How it started

I had been familier with R which i used mostly for data analysis, plots. I never really thought of R as a machine learning tool. That was always Python territory for me. Scikit-learn, pandas, loading CSVs manually, waiting for downloads. It was a whole process.

Then I came across this GSoC project — mlr3hf — and I got genuinely intersted. R for machine learning? I had never imagined R with machine learning and this made me very curious.

So I just started. Opened RStudio, installed the packages and started typing.


Step 1 — Installing the packages

Here I learnt that a package connects directly to OpenML and pulls datasets like an API. I got really eager to find out how fast and clean it actually was compared to what I was used to.

install.packages("mlr3")
install.packages("mlr3oml")

Honestly this felt very familiar. In Python you do pip install, here you do install.packages(). Same idea, different syntax. The packages installed without issues (there was a Rtools warning but it still worked fine).

Then loading them:

library(mlr3)
library(mlr3oml)

Again — very similar to Python’s import. I had worked a lot in python so it clicked immediately.


Step 2 — My first attempt (and my first mistake)

I got to know that otsk() fetches tasks from OpenML. I didn’t read too much into it, I just ran it with task ID 61 to see what happens.

t1 <- otsk(61)
t1
<OMLTask:61>
 * Type: Learning Curve
 * Data: anneal (id: 1; dim: 898x39)
 * Estimation: crossvalidation (id: 14; repeats: 10, folds: 10)

Okay interesting. It pulled something. I noticed it said “Learning Curve” as the type — I didn’t think much of it at first. I just moved on and tried to get the target column name.

t1$target_names
Error: Unsupported task type 'Learning Curve'

That stopped me. I expected a column name, got an error instead. So I went back and looked at what “Learning Curve” actually means as a task type — and it made sense. A Learning Curve task doesn’t predict one thing, it measures how model accuracy changes as training data grows. There is no single target column. So $target_names has nothing to return.
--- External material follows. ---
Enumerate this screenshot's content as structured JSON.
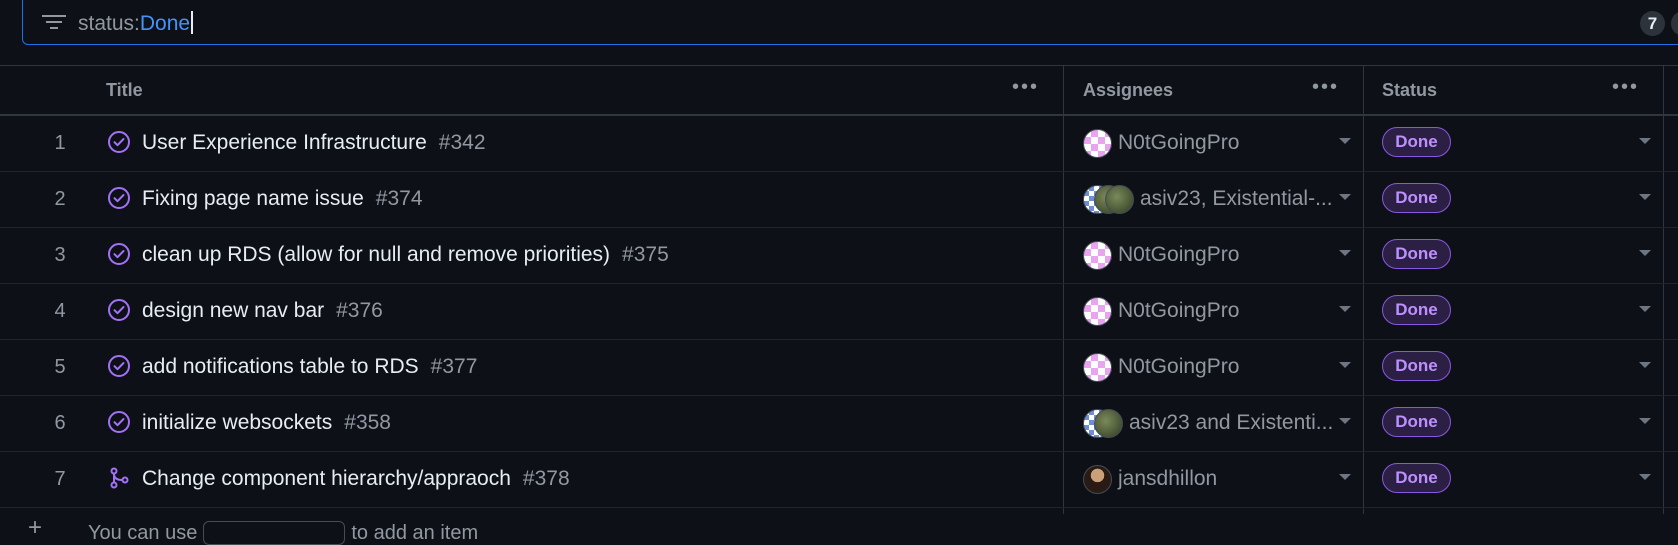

This was my first real learning moment — otsk() doesn’t only return classification tasks. So I need to check the task type before assuming anything.


Step 3 — Getting the right task type

I switched to task ID 59 — iris. A classic. I knew this one would be classification.

t2 <- otsk(59)
t2
<OMLTask:59>
 * Type: Supervised Classification
 * Data: iris (id: 61; dim: 150x5)
 * Target: class
 * Estimation: crossvalidation (id: 1; repeats: 1, folds: 10)

This time — Supervised Classification. Now $target_names and $feature_names worked perfectly.

t2$target_names   # "class"
t2$feature_names  # sepallength, sepalwidth, petallength, petalwidth

One thing I noticed here — otsk() is fast. It only fetches metadata at this point, not the actual data. It is like getting a book’s description without opening the book. In Python, when I used to load datasets, everything would download upfront and took a lot of time — even the inbuilt ones like iris took a moment. Here it was almost instant which I really appreciated.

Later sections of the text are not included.